So far, investigators have determined that the accident was caused by a propeller blade inside the engine tearing off midflight and wrecking the inside of the engine, showering the plane with the debris that broke Riordan's window. The plane, which took off from New York, was forced to make an emergency landing in Philadelphia.


Bowing to the demands of outside airline safety experts, the FAA said late Wednesday that some 220 CFM56-7B engines used to power Boeing 737s must be ultrasonically inspected after a certain number of takeoffs. American Airlines has about 300 planes with CFM56 engines, while Delta Air Lines has about 185. The engines are produced by CFM, a 50/50 joint company of GE and Safran Aircraft Engines.

Separately, Southwest Airlines said it would carry out an inspection of its fleet over the next month.

The problem with the fan blade that broke off is that the "metal fatigue" discovered by the investigators would've been difficult to detect pre-accident - the only way to find it would've required an ultrasound inspection.

With the NTSB's investigation ramping up, the Wall Street Journal reported Thursday that the agency is focusing on two issues:

  • How did the propeller blade wear down?
  • And why did the loss of a single propeller blade have such a devastating impact on the cowling (the engine covering that appeared damaged in flight photos) and the rest of the engine?


Should the agency find any issues requiring immediate attention, Robert Sumwalt, the chairman of the NTSB, promised that the board would issue "urgent safety recommendations" (the NTSB doesn't have the power to compel action, only the FAA can do that).

"If we feel there is a deeper issue, we have the capability to issue urgent safety recommendations," he said.

Engine coverings are coated in special protective materials to prevent an incident exactly like the one that unfolded on Southwest Flight 1380 - which is why the damage sustained by the engine is so alarming.

Historically, engine designers and maintenance crews have been on guard against internal parts shooting into the cabin or out the front of the engine.

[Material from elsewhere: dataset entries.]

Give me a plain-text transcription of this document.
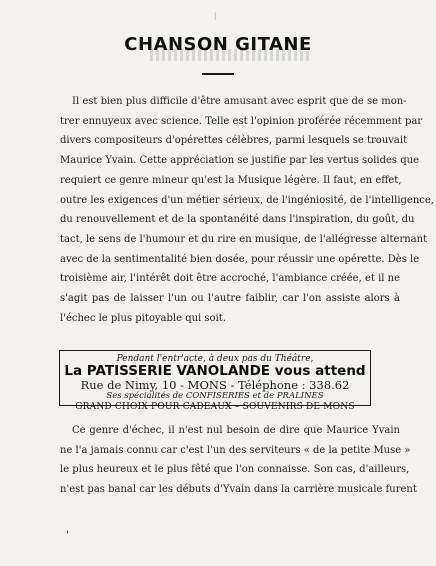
|
CHANSON GITANE
Il est bien plus difficile d'être amusant avec esprit que de se mon-
trer ennuyeux avec science. Telle est l'opinion proférée récemment par
divers compositeurs d'opérettes célèbres, parmi lesquels se trouvait
Maurice Yvain. Cette appréciation se justifie par les vertus solides que
requiert ce genre mineur qu'est la Musique légère. Il faut, en effet,
outre les exigences d'un métier sérieux, de l'ingéniosité, de l'intelligence,
du renouvellement et de la spontanéité dans l'inspiration, du goût, du
tact, le sens de l'humour et du rire en musique, de l'allégresse alternant
avec de la sentimentalité bien dosée, pour réussir une opérette. Dès le
troisième air, l'intérêt doit être accroché, l'ambiance créée, et il ne
s'agit pas de laisser l'un ou l'autre faiblir, car l'on assiste alors à
l'échec le plus pitoyable qui soit.
Pendant l'entr'acte, à deux pas du Théâtre,
La PATISSERIE VANOLANDE vous attend
Rue de Nimy, 10 - MONS - Téléphone : 338.62
Ses spécialités de CONFISERIES et de PRALINES
GRAND CHOIX POUR CADEAUX – SOUVENIRS DE MONS
Ce genre d'échec, il n'est nul besoin de dire que Maurice Yvain
ne l'a jamais connu car c'est l'un des serviteurs « de la petite Muse »
le plus heureux et le plus fêté que l'on connaisse. Son cas, d'ailleurs,
n'est pas banal car les débuts d'Yvain dans la carrière musicale furent
'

Kevlar shielding and other design elements are primarily intended to prevent such an event, called an uncontained failure.

But experts tracking the probe now are focusing on an apparent vulnerability in the cowling, which shouldn’t have been affected by the kind of internal failure that apparently occurred Tuesday.

Investigators have found numerous remnants of the cowling on the ground, including a large piece roughly 65 miles from where the plane touched down, Mr. Sumwalt said. "We are finding additional pieces" as more reports from the public emerge, he said.

A former airline engineering chief said the the incident suggests that aircraft manufacturers may need to reexamine how engines are reinforced.

Ray Valeika, a former maintenance and engineering chief at Delta Air Lines Inc., said the accident suggests traditional risk-reduction approaches may need adjustment. “To have a single blade split the cowling like that is concerning,” he said.

Among the issues likely to come under question is whether Southwest fully followed nonbinding recommendations for enhanced inspections by the engine maker.

Investigators are expected to delve into, among other things, whether ultrasound inspections were conducted as recommended in June 2017 by engine maker CFM International—a joint venture between General Electric Co. and France’s Safran SA . They are trying to determine whether the recommendations applied to the specific engine in the accident, according to people familiar with the details.

Unsurprisingly, representatives from CFM touted their safety credentials, saying the CFM is the safest and best-selling jet engine in a world.

The FAA had apparently directed air lines to conduct ultrasonic inspections of CFM engines after an alert from the company, but it's unclear if such an inspection would've caught the defect that caused the propeller blade to break off. "It was on the interior part of the fan blade," Sumwalt said, adding that it was "certainly not detectable from looking at it from the outside."

NTSB investigators determined that a similar issue with metal fatigue caused an engine failure on another Southwest Airlines flight in August to 2016.